Kevin's Review: The Ruins
by Kevin Powers
April 5, 2008
Despite naggings to read Scott Smith's best selling novel, "The Ruins", I refused, being granted a reprieve when the film adaptation was announced. "I'll just see the movie," became my go-to defense. As you might imagine, such a shortcut resulted in only a taste of the enjoyment I might have garnered from actually reading the original story. The Ruins movie, while retaining about 20% of true intrigue and thrills, reminds us of two very important albeit cliché conventions: 1) always bet on the book being better than the movie, and 2) naïve American tourists make for great bait.
On its surface, The Ruins presents a wonderfully frightening quandary that is possibly the most compelling reason to see the movie. Four American tourists vacationing in Mexico naturally accept an opportunity to encroach on the local culture by venturing off to Mayan ruins with two newfound friends. The fact that the ruins can't be found on any map makes the trek all the more tantalizing. Once they arrive, however, the locals surround the ancient temple and won't let the tourists leave, quickly killing off one of the group just to show how serious they are. In short order, the white, wide-eyed group discovers there's something amiss with the old, vine-covered ruins. It's a fitting twist on the 'rock and a hard place' adage - try to escape and get killed by the natives, or stay and get killed by whatever is skulking around inside the temple.
The four American tourists who venture too far into the unknown in The Ruins.
Thankfully, this means the film gets major points in the beginning; all of which, sadly, are exhausted by the end. As the group begins to untangle the mystery of the ruins, they themselves begin to unravel. The story plods along as the group is faced with physical injuries to various members of the party - well-done gruesomeness by director Carter Smith - and the psychological battle that emerges as they try to stay alive. The ruins, smartly, isn't the only nefarious force at play. As you might imagine, this scenario plays out really well in the printed form; however, when translated into the visual, the artfulness is often muddied by other variables.

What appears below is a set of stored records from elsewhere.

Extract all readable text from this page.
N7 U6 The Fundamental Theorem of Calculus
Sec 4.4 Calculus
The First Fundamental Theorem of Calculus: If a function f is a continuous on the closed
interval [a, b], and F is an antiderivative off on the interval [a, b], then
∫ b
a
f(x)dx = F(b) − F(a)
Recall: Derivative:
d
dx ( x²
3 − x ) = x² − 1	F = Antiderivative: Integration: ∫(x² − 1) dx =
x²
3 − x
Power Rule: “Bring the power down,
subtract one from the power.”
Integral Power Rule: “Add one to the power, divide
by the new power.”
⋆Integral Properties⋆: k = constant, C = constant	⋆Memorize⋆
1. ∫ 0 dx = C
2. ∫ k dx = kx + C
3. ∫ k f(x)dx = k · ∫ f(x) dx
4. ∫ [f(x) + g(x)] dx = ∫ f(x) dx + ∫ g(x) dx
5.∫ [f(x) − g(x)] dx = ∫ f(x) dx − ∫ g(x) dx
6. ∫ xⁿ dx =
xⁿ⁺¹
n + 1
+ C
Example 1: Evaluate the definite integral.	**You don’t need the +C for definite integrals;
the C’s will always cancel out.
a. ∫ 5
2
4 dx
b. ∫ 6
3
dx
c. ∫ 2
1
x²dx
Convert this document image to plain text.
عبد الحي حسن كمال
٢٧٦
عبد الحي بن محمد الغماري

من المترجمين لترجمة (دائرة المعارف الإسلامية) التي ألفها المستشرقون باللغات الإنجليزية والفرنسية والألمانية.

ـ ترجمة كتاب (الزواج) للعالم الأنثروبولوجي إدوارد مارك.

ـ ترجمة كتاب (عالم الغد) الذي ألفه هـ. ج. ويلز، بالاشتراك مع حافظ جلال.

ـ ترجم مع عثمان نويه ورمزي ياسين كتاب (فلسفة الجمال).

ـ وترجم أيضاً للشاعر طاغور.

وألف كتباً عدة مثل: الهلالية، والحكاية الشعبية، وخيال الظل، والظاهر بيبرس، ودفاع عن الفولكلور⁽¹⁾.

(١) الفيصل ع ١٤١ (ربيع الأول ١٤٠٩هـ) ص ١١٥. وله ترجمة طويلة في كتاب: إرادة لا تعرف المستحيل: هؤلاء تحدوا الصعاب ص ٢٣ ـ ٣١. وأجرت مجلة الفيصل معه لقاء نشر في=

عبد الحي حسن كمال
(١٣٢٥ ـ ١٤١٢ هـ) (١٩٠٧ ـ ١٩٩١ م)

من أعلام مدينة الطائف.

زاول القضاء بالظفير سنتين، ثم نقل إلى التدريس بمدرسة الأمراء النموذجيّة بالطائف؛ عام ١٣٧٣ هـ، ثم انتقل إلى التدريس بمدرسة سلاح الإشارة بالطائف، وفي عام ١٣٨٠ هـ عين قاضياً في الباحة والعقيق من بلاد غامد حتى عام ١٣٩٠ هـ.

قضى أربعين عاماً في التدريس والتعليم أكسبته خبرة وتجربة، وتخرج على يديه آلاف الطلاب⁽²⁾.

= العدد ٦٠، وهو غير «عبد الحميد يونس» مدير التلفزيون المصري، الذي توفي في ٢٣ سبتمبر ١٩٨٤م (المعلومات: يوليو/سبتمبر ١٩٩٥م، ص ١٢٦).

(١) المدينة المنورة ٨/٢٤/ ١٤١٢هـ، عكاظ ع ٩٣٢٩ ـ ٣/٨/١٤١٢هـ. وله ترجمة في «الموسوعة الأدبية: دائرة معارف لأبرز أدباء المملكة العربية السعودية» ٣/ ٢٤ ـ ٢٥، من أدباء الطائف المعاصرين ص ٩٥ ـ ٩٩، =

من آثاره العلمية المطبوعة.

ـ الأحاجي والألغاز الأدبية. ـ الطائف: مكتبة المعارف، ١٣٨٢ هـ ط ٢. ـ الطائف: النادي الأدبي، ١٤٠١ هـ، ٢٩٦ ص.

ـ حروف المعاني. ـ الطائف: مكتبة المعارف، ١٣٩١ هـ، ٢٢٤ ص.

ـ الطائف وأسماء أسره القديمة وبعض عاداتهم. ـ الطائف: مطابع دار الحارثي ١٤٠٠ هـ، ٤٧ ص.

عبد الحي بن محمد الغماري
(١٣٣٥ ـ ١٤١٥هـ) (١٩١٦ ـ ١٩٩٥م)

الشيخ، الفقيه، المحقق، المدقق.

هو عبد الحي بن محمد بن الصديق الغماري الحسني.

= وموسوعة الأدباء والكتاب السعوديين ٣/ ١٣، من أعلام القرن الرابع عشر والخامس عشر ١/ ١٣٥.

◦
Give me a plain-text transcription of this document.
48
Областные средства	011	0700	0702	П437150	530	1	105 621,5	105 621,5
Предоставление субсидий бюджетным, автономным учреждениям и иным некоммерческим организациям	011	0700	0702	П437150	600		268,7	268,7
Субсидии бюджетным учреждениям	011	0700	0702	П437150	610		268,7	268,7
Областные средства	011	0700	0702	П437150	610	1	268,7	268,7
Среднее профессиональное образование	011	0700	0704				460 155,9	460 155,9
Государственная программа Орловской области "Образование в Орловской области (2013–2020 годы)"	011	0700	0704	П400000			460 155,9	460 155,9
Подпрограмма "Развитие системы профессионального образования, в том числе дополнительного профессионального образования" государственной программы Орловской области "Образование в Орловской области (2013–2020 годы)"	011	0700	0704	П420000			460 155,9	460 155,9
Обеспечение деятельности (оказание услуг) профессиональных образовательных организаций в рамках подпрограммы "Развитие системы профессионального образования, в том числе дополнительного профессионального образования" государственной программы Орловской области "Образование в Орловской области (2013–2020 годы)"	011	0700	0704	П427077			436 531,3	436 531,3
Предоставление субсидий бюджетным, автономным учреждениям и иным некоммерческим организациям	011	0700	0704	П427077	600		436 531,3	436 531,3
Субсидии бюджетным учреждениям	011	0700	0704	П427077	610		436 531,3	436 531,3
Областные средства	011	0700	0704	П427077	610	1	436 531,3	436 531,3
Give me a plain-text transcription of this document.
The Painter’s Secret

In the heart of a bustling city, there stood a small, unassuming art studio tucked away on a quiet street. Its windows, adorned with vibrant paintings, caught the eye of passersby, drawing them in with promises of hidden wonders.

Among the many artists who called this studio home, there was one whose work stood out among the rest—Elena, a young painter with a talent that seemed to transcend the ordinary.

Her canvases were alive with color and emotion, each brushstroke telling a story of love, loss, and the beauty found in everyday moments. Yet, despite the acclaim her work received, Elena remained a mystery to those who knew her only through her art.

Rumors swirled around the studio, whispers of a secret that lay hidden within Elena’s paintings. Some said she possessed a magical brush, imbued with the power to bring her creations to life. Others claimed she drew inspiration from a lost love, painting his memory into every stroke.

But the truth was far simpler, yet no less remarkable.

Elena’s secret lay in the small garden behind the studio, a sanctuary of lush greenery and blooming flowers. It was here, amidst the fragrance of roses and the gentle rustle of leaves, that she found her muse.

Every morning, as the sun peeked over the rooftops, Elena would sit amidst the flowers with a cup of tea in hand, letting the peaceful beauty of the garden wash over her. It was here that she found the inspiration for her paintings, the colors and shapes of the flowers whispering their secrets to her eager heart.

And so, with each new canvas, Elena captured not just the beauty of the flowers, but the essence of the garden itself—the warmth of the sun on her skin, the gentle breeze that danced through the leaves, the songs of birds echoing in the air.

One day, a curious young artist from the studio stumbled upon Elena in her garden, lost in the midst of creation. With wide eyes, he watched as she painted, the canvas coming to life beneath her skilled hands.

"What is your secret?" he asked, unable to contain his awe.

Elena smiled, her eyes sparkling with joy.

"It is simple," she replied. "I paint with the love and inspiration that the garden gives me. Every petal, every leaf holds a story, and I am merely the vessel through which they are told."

For instance, the cast is pretty lame, both in person and in character. Smith's source material apparently provides little focus on the group being a bunch of typical, aloof twenty-somethings out for thrill. However, this is made very evident in the film what with the group looking like an American Eagle ad. Not to mention, the casting choices could have been better. Jonathan Tucker is pretty decent as defacto team-lead, Jeff, given his previous genre experience (Pulse, Texas Chainsaw Massacre (2003)). Jena Malone (Into the Wild, Donnie Darko), on the other hand, is far too stiff and cherub; you never get the sense that she truly cracks.
The ancient Mayan temple that will soon become their graveyard in The Ruins.
Additionally, quiet creepiness gives way to cheaper, seat-turning gore. This is often the Hollywood formula, so it's not surprising. Why try to be indirect with a scare, when you can smack audiences across the face with it? I, like most horror fans, enjoy this to some extent. But while I don't want to give too much away, suffice it say this approach feels a bit contrived and overtakes too much of the scare spectrum of the film.
This and other visual noise drowns out the more subtle and intricate fear that seems to exist in the book, elevating The Ruins to a much shallower scare and solid C-grade territory. Not to mention the utterly dissatisfying ending - a departure from the book I can't believe Scott Smith allowed. Even at just 91 minutes, the film seems to abruptly end, wrapping up in the most frustratingly tidy of ways. Although, it leaves us with an ironically fitting impression: ruined.